British top executives have taken less than three days in 2017 to make more money than an average worker in the UK gets for the whole year, a non-party think tank has said. Welcome to Fat Cat Wednesday!

https://p.dw.com/p/2VHcc
Fat cat
Image: Fotolia/Nailia Schwarz

Within just two and a half days, Britain's top bosses made more money than the average UK worker earned in an entire year, non-party think tank High Pay Centre said to mark what it called "Fat Cat Wednesday 2017."

According to the center's calculations, pay for top company executives had passed the UK average salary of 28,200 pounds ($34,760, 33,160 euros) by around mid-day on Wednesday.

The think tank pointed out that the country had seen a 2016 in which elites were severely criticized for being "out of touch and ignorant about the concerns of ordinary people." It said the pay gap figures confirmed that there were "dramatically different rates of pay at the top" compared with what everyone else received.

Setting a bad example

High Pay Centre researchers noted that median FTSE100 CEO pay in 2015 was 3,973 million pounds, equivalent to a rate of pay of over 1,000 pounds per hour, while the "national living wage" was 7.20 pounds an hour.

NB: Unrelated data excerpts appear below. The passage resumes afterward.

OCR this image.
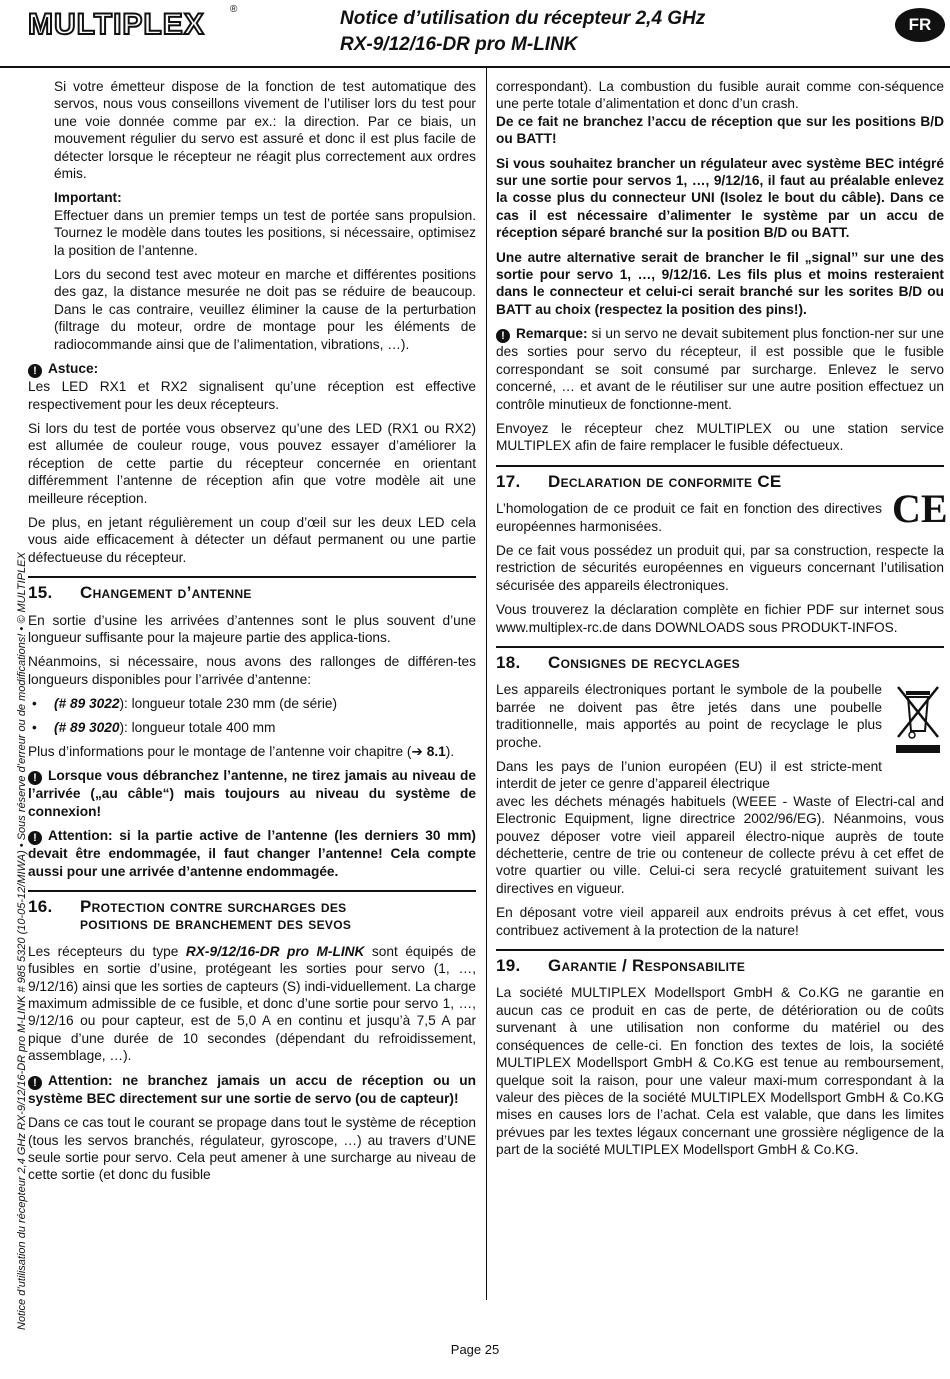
MULTIPLEX	®	Notice d’utilisation du récepteur 2,4 GHz
RX-9/12/16-DR pro M-LINK
FR
Notice d’utilisation du récepteur 2,4 GHz RX-9/12/16-DR pro M-LINK # 985 5320 (10-05-12/MIWA) • Sous réserve d’erreur ou de modifications! • © MULTIPLEX

Si votre émetteur dispose de la fonction de test automatique des servos, nous vous conseillons vivement de l’utiliser lors du test pour une voie donnée comme par ex.: la direction. Par ce biais, un mouvement régulier du servo est assuré et donc il est plus facile de détecter lorsque le récepteur ne réagit plus correctement aux ordres émis.

Important:

Effectuer dans un premier temps un test de portée sans propulsion. Tournez le modèle dans toutes les positions, si nécessaire, optimisez la position de l’antenne.

Lors du second test avec moteur en marche et différentes positions des gaz, la distance mesurée ne doit pas se réduire de beaucoup. Dans le cas contraire, veuillez éliminer la cause de la perturbation (filtrage du moteur, ordre de montage pour les éléments de radiocommande ainsi que de l’alimentation, vibrations, …).

! Astuce:

Les LED RX1 et RX2 signalisent qu’une réception est effective respectivement pour les deux récepteurs.

Si lors du test de portée vous observez qu’une des LED (RX1 ou RX2) est allumée de couleur rouge, vous pouvez essayer d’améliorer la réception de cette partie du récepteur concernée en orientant différemment l’antenne de réception afin que votre modèle ait une meilleure réception.

De plus, en jetant régulièrement un coup d’œil sur les deux LED cela vous aide efficacement à détecter un défaut permanent ou une partie défectueuse du récepteur.

15. Changement d’antenne

En sortie d’usine les arrivées d’antennes sont le plus souvent d’une longueur suffisante pour la majeure partie des applica-tions.

Néanmoins, si nécessaire, nous avons des rallonges de différen-tes longueurs disponibles pour l’arrivée d’antenne:

• (# 89 3022): longueur totale 230 mm (de série)
• (# 89 3020): longueur totale 400 mm

Plus d’informations pour le montage de l’antenne voir chapitre (➔ 8.1).

! Lorsque vous débranchez l’antenne, ne tirez jamais au niveau de l’arrivée („au câble“) mais toujours au niveau du système de connexion!

! Attention: si la partie active de l’antenne (les derniers 30 mm) devait être endommagée, il faut changer l’antenne! Cela compte aussi pour une arrivée d’antenne endommagée.

16. Protection contre surcharges des
positions de branchement des sevos

Les récepteurs du type RX-9/12/16-DR pro M-LINK sont équipés de fusibles en sortie d’usine, protégeant les sorties pour servo (1, …, 9/12/16) ainsi que les sorties de capteurs (S) indi-viduellement. La charge maximum admissible de ce fusible, et donc d’une sortie pour servo 1, …, 9/12/16 ou pour capteur, est de 5,0 A en continu et jusqu’à 7,5 A par pique d’une durée de 10 secondes (dépendant du refroidissement, assemblage, …).

! Attention: ne branchez jamais un accu de réception ou un système BEC directement sur une sortie de servo (ou de capteur)!

Dans ce cas tout le courant se propage dans tout le système de réception (tous les servos branchés, régulateur, gyroscope, …) au travers d’UNE seule sortie pour servo. Cela peut amener à une surcharge au niveau de cette sortie (et donc du fusible

correspondant). La combustion du fusible aurait comme con-séquence une perte totale d’alimentation et donc d’un crash.

De ce fait ne branchez l’accu de réception que sur les positions B/D ou BATT!

Si vous souhaitez brancher un régulateur avec système BEC intégré sur une sortie pour servos 1, …, 9/12/16, il faut au préalable enlevez la cosse plus du connecteur UNI (Isolez le bout du câble). Dans ce cas il est nécessaire d’alimenter le système par un accu de réception séparé branché sur la position B/D ou BATT.

Une autre alternative serait de brancher le fil „signal’’ sur une des sortie pour servo 1, …, 9/12/16. Les fils plus et moins resteraient dans le connecteur et celui-ci serait branché sur les sorites B/D ou BATT au choix (respectez la position des pins!).

! Remarque: si un servo ne devait subitement plus fonction-ner sur une des sorties pour servo du récepteur, il est possible que le fusible correspondant se soit consumé par surcharge. Enlevez le servo concerné, … et avant de le réutiliser sur une autre position effectuez un contrôle minutieux de fonctionne-ment.

Envoyez le récepteur chez MULTIPLEX ou une station service MULTIPLEX afin de faire remplacer le fusible défectueux.

17. Declaration de conformite CE

L’homologation de ce produit ce fait en fonction des directives européennes harmonisées.	CE

De ce fait vous possédez un produit qui, par sa construction, respecte la restriction de sécurités européennes en vigueurs concernant l’utilisation sécurisée des appareils électroniques.

Vous trouverez la déclaration complète en fichier PDF sur internet sous www.multiplex-rc.de dans DOWNLOADS sous PRODUKT-INFOS.

18. Consignes de recyclages

Les appareils électroniques portant le symbole de la poubelle barrée ne doivent pas être jetés dans une poubelle traditionnelle, mais apportés au point de recyclage le plus proche.

Dans les pays de l’union européen (EU) il est stricte-ment interdit de jeter ce genre d’appareil électrique

avec les déchets ménagés habituels (WEEE - Waste of Electri-cal and Electronic Equipment, ligne directrice 2002/96/EG). Néanmoins, vous pouvez déposer votre vieil appareil électro-nique auprès de toute déchetterie, centre de trie ou conteneur de collecte prévu à cet effet de votre quartier ou ville. Celui-ci sera recyclé gratuitement suivant les directives en vigueur.

En déposant votre vieil appareil aux endroits prévus à cet effet, vous contribuez activement à la protection de la nature!

19. Garantie / Responsabilite

La société MULTIPLEX Modellsport GmbH & Co.KG ne garantie en aucun cas ce produit en cas de perte, de détérioration ou de coûts survenant à une utilisation non conforme du matériel ou des conséquences de celle-ci. En fonction des textes de lois, la société MULTIPLEX Modellsport GmbH & Co.KG est tenue au remboursement, quelque soit la raison, pour une valeur maxi-mum correspondant à la valeur des pièces de la société MULTIPLEX Modellsport GmbH & Co.KG mises en causes lors de l’achat. Cela est valable, que dans les limites prévues par les textes légaux concernant une grossière négligence de la part de la société MULTIPLEX Modellsport GmbH & Co.KG.

Page 25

"Our new year calculation is not designed to make the return to work harder than it already is," High Pay Centre Director Stefan Stern said in a statement. "But 'Fat Cat Wednesday' is an important reminder of the continuing problem of the unfair pay gap in the UK."

Stern added he hoped the government would recognize that further reforms to pay practices were needed to narrow that gap.

The think tank stressed that excessive private sector pay deals "set a bad example to some public sector organizations," as controversy over the pay for local authority leaders and NHS Trust executives suggested.